Bruce Sterling spoke before Damian, but I wanted to talk about him last because his presentation was something that stood alone. He was electrifying. He presented one slide, Tim O’Reilly’s Web 2.0 meme map, and tore it to shreds. It was a deconstruction; a wake-up call, he was trying to shake us out of the fog we were in. This isn’t permanent. We got here because creative people are attracted to places that lack rightness, and the web lacked a lot of rightness, and still does. Web 2.0 had a few useful ideas, but some of those ideas (the ideas that lacked technology) were just attitudes. It’s not a platform: you can’t build a platform on a web, just like you can’t build a castle on a cloud: it’s a fantasy. The whole thing rests on an economy that is in a state of collapse. Web 2.0 is a structure built from the bones and ashes of Web 1.0 technologies: it’s bricolage. JavaScript might be the glue that holds Web 2.0 together, but if a freighter runs over our cable across the bottom of the Pacific, that glue isn’t going to hold. Ubiquity is a long way off, we may have the concepts but power sources and bandwidth hasn’t kept up: it’s an art scene, it’s a hack scene. Permanence is a fiction: the sites he linked to years ago are all gone, in 404-land. We can’t trust the so-called collective intelligence like we can’t trust the invisible hand of the market: it’s not our benefactor; it’s a force of nature, and it could turn and flatten us at any moment. With the economy in freefall, we’re about to see a Web with great big holes in it, the Transitional Web, a cyberstructure that is poverty-stricken but that we will use to keep the rain off. He encouraged us to grow up to the scale of things, see the culture for what it is, and to simply be, but be aware.
To some, he would have appeared as a ranting preacher, raving that the end is nigh. To me, it was a welcome shot of realism. We work in the best industry in the world right now, no doubt, but permanence is by no means guaranteed. We should enjoy it while it lasts, for however long that might be. Sterling’s talk was a great end to the conference (thankfully tempered by Damian Conway’s positivity), and it played on my mind as we walked out into the rain and the darkening day. Maybe it was just me but the party, awesome as it was, felt Gatsby-ish: beautiful geeks, industry celebrities, a red carpet, a band played by robots. I had a great time, but it felt of-a-time, and I wonder: what happens now?
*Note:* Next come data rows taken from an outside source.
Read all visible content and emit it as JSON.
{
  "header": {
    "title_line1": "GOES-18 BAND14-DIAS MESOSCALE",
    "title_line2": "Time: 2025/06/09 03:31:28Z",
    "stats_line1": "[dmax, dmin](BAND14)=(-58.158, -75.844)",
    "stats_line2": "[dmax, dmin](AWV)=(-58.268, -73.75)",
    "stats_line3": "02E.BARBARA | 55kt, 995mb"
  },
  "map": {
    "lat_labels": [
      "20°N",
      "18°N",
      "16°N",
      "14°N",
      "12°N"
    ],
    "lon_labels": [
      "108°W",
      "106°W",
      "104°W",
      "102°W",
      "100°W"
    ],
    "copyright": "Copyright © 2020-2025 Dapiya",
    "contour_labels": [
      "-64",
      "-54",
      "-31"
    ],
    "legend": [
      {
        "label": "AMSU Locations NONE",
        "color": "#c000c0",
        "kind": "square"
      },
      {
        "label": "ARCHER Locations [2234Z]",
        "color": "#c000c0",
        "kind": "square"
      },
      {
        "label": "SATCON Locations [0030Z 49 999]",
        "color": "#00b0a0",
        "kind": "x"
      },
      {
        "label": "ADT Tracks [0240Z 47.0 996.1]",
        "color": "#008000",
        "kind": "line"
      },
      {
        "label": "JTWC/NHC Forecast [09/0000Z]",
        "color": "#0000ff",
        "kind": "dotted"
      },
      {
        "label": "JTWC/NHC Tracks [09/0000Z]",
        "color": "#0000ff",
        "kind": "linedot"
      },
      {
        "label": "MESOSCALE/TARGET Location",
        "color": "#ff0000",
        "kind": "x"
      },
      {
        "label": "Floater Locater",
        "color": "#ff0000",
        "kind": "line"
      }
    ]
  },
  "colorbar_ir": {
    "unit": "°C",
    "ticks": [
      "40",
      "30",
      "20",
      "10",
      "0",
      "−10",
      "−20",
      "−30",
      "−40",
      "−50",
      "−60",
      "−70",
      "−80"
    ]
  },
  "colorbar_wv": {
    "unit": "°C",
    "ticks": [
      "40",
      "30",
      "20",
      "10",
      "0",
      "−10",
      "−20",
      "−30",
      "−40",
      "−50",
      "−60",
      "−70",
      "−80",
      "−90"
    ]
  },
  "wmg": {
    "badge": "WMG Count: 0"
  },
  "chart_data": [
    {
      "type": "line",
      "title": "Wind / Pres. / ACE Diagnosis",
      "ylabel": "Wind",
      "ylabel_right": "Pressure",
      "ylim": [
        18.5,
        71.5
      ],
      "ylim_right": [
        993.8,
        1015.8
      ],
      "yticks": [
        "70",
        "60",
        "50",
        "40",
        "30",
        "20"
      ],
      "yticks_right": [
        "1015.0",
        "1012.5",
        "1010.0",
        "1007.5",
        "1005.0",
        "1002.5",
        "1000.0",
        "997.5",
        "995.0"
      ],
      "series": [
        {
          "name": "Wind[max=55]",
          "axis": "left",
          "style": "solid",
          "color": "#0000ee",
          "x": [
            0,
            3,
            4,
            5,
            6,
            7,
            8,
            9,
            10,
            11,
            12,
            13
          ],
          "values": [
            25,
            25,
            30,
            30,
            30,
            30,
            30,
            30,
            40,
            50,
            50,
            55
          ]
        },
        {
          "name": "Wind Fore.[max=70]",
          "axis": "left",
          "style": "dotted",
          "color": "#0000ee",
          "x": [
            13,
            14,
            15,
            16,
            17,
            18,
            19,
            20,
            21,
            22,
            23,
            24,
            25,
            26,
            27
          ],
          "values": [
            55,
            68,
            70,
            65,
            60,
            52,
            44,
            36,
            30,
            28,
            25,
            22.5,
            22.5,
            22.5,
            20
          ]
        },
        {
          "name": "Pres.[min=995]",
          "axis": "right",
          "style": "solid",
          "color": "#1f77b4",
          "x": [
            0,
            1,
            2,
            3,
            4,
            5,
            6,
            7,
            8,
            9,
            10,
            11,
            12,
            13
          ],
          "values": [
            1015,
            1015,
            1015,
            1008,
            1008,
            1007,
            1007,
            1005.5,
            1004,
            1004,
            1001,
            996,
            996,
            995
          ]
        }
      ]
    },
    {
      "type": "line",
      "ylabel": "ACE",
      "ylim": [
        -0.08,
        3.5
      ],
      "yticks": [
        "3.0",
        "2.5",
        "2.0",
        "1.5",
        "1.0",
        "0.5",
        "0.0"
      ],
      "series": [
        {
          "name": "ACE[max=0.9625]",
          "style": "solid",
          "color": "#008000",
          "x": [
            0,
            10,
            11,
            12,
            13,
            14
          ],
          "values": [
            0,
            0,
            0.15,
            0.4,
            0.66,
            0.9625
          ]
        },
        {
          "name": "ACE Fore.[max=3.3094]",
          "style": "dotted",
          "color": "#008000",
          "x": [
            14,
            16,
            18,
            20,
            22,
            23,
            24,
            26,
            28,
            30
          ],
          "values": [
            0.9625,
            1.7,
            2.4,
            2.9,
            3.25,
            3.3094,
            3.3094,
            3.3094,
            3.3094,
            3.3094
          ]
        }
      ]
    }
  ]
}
February 21st, 2009 at 2:46 pm
"He also showed us a couple of pictures of some guys holding cats." Love it Matt. Hope he finds this via Google Alerts
February 21st, 2009 at 3:32 pm
Thank you for your analysis/review of Bruce Sterling's talk. I think I must have been in conference burnout mode as I didn't take that much in. But really appreciate the opportunity to reflect today after reading your post.
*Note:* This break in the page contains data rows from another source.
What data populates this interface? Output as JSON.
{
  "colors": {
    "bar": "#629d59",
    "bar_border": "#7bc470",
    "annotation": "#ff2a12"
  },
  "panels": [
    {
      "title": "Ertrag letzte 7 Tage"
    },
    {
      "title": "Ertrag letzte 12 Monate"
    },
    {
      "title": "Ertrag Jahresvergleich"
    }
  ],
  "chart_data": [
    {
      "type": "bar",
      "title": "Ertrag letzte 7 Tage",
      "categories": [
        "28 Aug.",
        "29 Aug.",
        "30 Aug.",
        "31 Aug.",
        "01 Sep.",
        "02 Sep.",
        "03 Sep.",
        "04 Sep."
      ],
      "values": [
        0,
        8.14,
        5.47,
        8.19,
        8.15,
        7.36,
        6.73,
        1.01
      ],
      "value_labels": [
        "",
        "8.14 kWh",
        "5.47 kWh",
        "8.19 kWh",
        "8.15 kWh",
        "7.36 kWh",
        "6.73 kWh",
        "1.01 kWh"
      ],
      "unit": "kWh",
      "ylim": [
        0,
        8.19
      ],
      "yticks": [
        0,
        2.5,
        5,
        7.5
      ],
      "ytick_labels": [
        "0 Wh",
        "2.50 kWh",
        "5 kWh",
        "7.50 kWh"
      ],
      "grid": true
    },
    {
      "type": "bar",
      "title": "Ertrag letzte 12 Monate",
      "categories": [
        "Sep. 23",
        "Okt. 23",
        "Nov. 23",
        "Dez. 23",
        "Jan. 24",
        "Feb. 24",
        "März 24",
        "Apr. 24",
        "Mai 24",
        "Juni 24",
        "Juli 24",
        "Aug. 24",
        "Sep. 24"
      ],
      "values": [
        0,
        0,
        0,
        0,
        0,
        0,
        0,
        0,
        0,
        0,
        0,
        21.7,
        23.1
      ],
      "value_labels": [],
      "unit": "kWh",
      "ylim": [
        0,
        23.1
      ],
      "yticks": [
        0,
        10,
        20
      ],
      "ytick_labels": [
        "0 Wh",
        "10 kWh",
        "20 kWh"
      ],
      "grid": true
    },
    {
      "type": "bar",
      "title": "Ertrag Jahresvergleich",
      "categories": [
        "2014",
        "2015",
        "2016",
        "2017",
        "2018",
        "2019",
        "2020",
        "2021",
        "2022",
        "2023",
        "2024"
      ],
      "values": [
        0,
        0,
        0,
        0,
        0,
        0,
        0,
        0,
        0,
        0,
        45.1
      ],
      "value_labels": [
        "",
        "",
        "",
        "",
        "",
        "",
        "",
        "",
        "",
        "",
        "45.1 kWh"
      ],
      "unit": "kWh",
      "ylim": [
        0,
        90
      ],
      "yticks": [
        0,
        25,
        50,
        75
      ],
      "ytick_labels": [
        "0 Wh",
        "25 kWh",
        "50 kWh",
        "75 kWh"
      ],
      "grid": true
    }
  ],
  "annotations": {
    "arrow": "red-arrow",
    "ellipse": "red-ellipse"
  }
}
February 21st, 2009 at 6:30 pm
Great write ups matt! Good to see you had an awesome couple of days out of the office
February 21st, 2009 at 6:37 pm
I think I know what you mean in that last paragraph.
Back in the dotcom boom days, I could sort of feel that something wasn't quite right; that stuff was being highly valued that didn't actually have much value.
After the dotcom boom, it seems that things were scaled back and got more focused, but sometimes I'll find myself wondering stuff like, "Why am I doing this? Why does this exist?"
It's a bit scary to think that stuff we think is real (or as real as the web gets) could actually just be an elaborate house of cards, ready to topple at the slightest touch (and other cliches).
And I had that feeling at the party, that one day I'll look back at it and be astounded that it was allowed to happen.
Man, Bruce Sterling has a lot to answer for.
February 23rd, 2009 at 12:57 pm
Thanks for the write ups Matt, next year I try harder to go!